01 -
In a large skillet over medium-high heat, cook the ground beef until browned. Drain any excess fat.
02 -
Add the diced onion to the skillet with the beef and cook until softened, about 3-4 minutes. Add the minced garlic and cook for an additional 1 minute until fragrant.
03 -
Stir in the taco seasoning mix and cook for 1 minute.
04 -
Add the diced tomatoes with green chilies (including the juice) and stir to combine. Remove from heat.
05 -
Spray the inside of your slow cooker with non-stick cooking spray.
06 -
Spread a thin layer of salsa on the bottom of the slow cooker. Place a layer of tortilla strips over the salsa.
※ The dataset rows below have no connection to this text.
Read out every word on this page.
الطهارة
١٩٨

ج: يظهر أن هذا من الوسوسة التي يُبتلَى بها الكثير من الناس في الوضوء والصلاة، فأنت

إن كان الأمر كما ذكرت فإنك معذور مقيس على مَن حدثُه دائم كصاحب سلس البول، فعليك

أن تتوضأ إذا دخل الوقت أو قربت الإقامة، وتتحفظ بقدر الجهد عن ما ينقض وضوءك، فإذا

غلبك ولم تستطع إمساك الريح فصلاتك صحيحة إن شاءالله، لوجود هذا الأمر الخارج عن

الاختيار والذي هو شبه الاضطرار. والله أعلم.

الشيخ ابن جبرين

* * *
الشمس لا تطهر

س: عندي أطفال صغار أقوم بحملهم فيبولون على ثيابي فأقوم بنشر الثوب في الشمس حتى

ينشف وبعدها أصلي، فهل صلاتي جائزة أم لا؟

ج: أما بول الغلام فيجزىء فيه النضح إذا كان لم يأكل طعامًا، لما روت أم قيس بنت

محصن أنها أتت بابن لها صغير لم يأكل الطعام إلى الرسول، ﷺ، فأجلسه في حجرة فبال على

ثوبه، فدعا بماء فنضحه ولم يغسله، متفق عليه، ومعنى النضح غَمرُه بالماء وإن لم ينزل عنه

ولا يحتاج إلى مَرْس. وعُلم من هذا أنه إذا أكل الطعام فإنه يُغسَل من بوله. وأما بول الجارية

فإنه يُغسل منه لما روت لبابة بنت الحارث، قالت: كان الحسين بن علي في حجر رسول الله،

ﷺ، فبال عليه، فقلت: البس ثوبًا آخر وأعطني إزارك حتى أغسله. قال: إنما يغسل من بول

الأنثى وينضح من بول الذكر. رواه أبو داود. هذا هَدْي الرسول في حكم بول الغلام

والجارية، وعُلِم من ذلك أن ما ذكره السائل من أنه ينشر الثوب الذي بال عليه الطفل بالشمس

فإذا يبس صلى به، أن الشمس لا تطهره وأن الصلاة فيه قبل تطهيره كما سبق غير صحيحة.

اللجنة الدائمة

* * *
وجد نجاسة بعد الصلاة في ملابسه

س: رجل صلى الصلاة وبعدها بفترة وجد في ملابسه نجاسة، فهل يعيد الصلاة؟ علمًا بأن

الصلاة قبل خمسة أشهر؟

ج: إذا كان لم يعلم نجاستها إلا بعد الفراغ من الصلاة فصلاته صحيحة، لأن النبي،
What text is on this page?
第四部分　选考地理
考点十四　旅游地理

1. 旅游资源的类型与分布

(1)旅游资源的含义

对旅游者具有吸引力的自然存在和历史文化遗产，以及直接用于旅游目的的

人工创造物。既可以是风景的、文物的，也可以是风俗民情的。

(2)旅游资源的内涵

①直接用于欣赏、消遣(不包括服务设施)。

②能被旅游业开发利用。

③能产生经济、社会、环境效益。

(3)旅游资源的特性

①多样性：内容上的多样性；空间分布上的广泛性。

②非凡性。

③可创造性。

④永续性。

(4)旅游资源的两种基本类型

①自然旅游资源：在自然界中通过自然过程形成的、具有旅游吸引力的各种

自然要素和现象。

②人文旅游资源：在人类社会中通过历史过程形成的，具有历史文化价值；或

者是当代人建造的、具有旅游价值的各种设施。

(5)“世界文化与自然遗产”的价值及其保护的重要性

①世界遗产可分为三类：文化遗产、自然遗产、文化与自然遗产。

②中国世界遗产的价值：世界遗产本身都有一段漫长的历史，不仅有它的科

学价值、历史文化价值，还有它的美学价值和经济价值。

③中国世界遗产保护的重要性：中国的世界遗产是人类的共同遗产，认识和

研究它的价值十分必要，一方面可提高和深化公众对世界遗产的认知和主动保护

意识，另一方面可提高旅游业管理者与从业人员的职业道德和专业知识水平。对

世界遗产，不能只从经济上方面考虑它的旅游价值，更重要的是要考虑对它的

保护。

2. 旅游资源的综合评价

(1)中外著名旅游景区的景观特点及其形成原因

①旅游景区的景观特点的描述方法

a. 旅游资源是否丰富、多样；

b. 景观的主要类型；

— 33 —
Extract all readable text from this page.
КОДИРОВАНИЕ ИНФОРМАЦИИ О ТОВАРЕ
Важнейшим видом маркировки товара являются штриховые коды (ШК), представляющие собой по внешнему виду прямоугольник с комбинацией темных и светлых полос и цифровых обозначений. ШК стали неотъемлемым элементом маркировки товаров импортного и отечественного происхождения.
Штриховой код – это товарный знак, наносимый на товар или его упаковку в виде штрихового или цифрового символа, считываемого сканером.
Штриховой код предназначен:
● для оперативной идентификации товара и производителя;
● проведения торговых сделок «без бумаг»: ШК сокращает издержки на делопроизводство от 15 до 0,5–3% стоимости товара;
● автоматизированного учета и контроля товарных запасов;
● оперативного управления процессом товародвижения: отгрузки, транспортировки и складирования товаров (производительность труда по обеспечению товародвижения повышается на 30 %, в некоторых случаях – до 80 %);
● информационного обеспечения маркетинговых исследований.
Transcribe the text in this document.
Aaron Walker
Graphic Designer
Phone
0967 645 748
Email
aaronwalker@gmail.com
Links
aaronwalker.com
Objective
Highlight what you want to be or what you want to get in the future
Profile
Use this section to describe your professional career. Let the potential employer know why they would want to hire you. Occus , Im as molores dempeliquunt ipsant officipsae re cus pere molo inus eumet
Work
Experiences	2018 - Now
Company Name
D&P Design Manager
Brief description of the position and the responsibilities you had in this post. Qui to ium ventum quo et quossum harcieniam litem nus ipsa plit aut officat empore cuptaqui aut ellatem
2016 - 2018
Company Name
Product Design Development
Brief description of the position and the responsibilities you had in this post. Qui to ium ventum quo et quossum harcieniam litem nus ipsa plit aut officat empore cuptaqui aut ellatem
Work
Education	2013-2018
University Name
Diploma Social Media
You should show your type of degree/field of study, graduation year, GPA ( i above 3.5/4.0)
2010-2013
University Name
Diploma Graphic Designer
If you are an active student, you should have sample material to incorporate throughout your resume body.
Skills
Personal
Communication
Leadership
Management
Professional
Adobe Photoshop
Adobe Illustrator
Spread half of the beef mixture over the tortillas. Add half of the black beans and half of the corn. Add another layer of tortilla strips, followed by the remaining beef mixture, black beans, and corn.
07 -
Top with the remaining tortilla strips and pour the remaining salsa over the top.
08 -
Cover and cook on low for 4-5 hours or on high for 2-3 hours.
09 -
About 15 minutes before serving, sprinkle the shredded Mexican cheese blend over the top of the casserole. Cover and let the cheese melt.
10 -
Garnish with chopped fresh cilantro. Serve with sour cream, sliced jalapeños, and diced avocado, if desired.